Leftists and other friends of the lower castes, of course, allege injustice of the other kind: that high-caste students do well because they are born in better-off families, often to educated parents, and thus get advantages at home – literate company, books, computers, parental pressure to perform – which contribute to their better examination performance. In their view, therefore, it is only fair that the disadvantaged should jump the queue and go to the front even if they fail examinations.
This argument implicitly assumes that the low-caste people are poor and uneducated, and that jobs do not require merit. Both propositions were approximately correct at the time of first-generation reservations, roughly between 1950 and 1975. The caste divide was an economic frontier at that time, because rural society was organized functionally; lower castes served higher ones, generally menially, and so their incomes were a fraction of those of upper castes.

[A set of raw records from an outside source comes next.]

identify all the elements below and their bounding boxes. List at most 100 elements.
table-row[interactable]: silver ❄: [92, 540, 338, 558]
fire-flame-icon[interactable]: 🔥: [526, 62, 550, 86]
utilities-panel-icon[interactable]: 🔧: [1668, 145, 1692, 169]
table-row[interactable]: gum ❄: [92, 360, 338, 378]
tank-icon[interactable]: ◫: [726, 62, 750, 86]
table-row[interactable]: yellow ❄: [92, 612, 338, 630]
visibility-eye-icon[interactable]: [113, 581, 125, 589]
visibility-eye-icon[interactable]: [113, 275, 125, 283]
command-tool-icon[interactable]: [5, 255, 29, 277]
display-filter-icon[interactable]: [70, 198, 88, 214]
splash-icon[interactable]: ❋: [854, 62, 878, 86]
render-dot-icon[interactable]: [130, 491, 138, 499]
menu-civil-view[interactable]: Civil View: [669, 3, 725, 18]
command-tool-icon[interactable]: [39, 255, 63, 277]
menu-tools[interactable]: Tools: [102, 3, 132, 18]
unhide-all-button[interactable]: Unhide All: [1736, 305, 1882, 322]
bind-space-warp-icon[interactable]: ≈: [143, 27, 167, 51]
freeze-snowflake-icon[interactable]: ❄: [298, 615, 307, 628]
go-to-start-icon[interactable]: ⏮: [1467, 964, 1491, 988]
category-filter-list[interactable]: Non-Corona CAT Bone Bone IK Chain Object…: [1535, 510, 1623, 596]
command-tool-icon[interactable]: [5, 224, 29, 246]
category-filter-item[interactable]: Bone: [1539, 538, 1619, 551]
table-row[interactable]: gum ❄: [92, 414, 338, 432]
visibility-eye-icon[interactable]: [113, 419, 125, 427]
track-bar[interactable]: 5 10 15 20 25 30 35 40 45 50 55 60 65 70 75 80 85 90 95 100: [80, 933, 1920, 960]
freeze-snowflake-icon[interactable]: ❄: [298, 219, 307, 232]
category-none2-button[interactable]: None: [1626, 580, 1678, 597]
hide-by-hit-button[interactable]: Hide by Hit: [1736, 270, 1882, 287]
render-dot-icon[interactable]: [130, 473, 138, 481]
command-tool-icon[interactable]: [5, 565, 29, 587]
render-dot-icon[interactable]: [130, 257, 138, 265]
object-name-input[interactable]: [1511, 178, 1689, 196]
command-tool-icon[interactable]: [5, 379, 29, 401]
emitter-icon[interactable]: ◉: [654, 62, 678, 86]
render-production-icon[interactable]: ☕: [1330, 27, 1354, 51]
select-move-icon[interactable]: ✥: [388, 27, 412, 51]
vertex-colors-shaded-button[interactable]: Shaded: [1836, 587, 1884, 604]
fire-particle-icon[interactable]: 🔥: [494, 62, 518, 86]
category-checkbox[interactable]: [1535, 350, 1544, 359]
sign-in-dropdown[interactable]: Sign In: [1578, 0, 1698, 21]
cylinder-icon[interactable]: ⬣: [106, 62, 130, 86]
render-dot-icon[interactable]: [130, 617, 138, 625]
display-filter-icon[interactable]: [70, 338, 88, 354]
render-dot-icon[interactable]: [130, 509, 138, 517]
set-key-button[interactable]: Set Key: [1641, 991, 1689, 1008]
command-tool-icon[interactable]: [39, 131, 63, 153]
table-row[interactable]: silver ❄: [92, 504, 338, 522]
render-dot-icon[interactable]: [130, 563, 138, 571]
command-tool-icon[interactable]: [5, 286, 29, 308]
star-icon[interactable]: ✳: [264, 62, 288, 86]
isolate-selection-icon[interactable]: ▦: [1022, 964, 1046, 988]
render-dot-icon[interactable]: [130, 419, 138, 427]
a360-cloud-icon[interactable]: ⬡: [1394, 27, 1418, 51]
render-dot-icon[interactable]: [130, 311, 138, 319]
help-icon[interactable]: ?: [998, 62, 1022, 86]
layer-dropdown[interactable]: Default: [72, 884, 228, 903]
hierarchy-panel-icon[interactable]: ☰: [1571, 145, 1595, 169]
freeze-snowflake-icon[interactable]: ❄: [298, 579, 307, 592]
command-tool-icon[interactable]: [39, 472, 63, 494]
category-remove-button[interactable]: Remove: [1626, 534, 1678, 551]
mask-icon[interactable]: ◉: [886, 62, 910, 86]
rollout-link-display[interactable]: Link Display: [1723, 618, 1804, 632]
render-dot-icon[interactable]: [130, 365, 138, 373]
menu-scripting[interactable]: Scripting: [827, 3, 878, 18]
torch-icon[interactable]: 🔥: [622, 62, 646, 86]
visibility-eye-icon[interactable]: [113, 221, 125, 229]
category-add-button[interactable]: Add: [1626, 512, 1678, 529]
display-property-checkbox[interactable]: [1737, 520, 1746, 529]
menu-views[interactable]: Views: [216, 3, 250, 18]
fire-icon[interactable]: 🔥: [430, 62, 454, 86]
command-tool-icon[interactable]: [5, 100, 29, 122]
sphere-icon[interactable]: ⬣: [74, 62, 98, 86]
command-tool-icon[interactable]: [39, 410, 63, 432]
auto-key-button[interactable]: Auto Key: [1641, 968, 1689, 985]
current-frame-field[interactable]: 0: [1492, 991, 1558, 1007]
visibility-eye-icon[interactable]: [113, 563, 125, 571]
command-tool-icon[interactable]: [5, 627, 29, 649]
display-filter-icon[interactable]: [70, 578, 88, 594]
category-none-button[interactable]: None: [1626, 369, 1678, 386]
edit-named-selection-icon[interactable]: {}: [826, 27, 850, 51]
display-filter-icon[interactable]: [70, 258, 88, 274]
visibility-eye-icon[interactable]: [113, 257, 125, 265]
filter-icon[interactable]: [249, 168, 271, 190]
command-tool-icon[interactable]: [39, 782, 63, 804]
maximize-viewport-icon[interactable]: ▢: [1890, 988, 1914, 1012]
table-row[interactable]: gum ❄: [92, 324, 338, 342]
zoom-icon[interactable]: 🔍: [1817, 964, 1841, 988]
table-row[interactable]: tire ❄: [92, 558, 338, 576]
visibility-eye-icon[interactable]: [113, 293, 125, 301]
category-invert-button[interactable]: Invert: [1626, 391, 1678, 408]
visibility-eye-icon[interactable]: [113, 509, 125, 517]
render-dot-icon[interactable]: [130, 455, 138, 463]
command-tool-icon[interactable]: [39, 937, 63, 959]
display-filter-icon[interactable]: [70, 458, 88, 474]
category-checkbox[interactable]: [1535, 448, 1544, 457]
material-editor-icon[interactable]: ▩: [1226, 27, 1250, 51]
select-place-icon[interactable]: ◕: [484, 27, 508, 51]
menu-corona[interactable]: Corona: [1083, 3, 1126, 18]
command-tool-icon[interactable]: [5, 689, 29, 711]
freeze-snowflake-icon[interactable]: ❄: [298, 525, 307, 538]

This divide has become less pronounced, not because villagers have changed, but villages have. There is more migration to towns and to far-away jobs; those who once were scavengers and carcass-cutters have become general labourers. The supply of manual work has shrunk with the multiplication of automotive vehicles; today, there is hardly anyone to be seen in cities and vast areas of the countryside pulling handcarts or ploughing. With the broadening of labour markets, some low-caste people have done well, and a few have broken into the ranks of the middle class. The OBCs, in particular, are no longer economically below average.
The second was not true, but was made true. The government was once a meritocracy – and an aristocracy. When it gave jobs to SC/STs, it also recruited on an enormous scale. The result was that the vast majority of government servants could just enjoy themselves in the midst of files, while the work was done by a small minority. The work too suffered – our governments today do very little of what governments are supposed to do – but it did not stop.

Today, a huge and expanding sector of employment has come up where skill matters. And the future of the country as a global provider of goods and services depends on whether this sector is allowed to survive and expand. The government may get by with expansion of educational institutions to accommodate the incompetent; but the private sector cannot. And because the private sector has become so important now in professional education, education also cannot afford reservation. That is why reservations are unsuited to modern India; and so is affirmative action. One can think of better pro-poor policies; but first one has to get out of the old mindset.